Friday, February 20, 2026

Horror can be a fragile genre

 I was about two thirds of the way through Wylding Hall by Elizabeth Hand when I asked myself ‘Am I reading an M. R. James homage with hippy folk rockers?


Which is a crazy question to ask since any given ghost story written in the past century or so has a good chance of being influenced by James. Still, that was when I decided to write about it.


Wylding Hall is a story about a folk rock band that spends a summer at a decaying country manor to work on an album and the bad things that happen to them.

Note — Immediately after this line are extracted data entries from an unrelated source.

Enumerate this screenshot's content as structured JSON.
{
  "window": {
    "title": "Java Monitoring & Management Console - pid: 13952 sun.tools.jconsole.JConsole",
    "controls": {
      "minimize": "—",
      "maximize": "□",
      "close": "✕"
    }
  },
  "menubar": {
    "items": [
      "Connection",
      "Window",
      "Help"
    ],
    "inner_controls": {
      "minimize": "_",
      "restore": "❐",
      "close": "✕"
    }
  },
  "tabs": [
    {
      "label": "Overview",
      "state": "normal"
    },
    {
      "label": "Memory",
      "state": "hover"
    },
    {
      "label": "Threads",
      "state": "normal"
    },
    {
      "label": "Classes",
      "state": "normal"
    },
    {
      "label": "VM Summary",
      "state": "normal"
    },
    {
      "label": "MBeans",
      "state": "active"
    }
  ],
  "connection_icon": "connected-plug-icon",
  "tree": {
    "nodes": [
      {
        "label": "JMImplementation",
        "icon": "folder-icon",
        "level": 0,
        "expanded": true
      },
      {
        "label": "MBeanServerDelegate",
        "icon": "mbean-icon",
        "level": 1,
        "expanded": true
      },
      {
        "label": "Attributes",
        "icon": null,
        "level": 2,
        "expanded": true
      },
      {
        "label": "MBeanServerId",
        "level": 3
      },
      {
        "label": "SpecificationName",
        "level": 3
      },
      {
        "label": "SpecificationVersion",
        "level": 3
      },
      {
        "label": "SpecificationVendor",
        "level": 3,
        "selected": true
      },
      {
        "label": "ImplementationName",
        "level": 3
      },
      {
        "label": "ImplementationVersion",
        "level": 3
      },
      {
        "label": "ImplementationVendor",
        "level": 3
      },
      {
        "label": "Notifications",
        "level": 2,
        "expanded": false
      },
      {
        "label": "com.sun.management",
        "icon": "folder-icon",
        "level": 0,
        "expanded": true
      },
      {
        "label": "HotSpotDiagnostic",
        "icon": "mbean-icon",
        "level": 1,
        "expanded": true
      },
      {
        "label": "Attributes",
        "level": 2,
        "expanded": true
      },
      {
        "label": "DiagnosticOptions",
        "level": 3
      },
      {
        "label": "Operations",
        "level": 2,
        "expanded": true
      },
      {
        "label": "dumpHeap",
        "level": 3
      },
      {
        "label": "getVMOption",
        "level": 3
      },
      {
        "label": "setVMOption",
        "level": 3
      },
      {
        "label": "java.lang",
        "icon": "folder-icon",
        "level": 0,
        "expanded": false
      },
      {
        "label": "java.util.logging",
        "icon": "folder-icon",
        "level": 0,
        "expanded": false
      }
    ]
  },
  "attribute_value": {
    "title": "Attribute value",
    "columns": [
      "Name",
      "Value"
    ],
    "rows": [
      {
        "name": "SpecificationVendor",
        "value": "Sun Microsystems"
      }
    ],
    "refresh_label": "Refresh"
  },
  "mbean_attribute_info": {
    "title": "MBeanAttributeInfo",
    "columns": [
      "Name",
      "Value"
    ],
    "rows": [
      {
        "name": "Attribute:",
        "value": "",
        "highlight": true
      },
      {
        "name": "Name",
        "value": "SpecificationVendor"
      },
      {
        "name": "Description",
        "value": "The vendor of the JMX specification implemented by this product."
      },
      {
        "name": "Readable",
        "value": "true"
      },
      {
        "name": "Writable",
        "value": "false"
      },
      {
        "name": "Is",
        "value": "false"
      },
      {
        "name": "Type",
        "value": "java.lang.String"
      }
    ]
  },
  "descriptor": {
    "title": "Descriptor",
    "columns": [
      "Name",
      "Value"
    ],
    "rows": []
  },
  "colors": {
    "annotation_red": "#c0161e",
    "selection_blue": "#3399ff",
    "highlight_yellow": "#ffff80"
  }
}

And there are a lot of elements that make me think of James. The book is told as a series of interviews taken long after the events of that summer. There are strong hints that the library in the manor contain forbidden secrets. The manor clearly has plenty of dark history. And we never get a clear explanation of what happened. 


All good stuff.


However, I ended up feeling like the parts were better than the sum. In fact, the very last scene, literally the last two pages, managed to make the entire book fall flat for me. I won’t spoil it beyond that but, yeah.


Having said that, there are many individual scenes that succeeded in creeping me out. The reoccurring motif of dead song birds was very effective. The culmination of inexplicable photographs that form the climax of the book uses minimal details to maximum effect.


And the scenes that work wouldn’t work in isolation. They need the slow burn leading up to them to work. There was a lot in the book that was very promising. Unfortunately, a lot of those promises never got fulfilled.


Ultimately, I wish that Wyldness Hall hadn’t missed being an honestly great book by just a few missteps.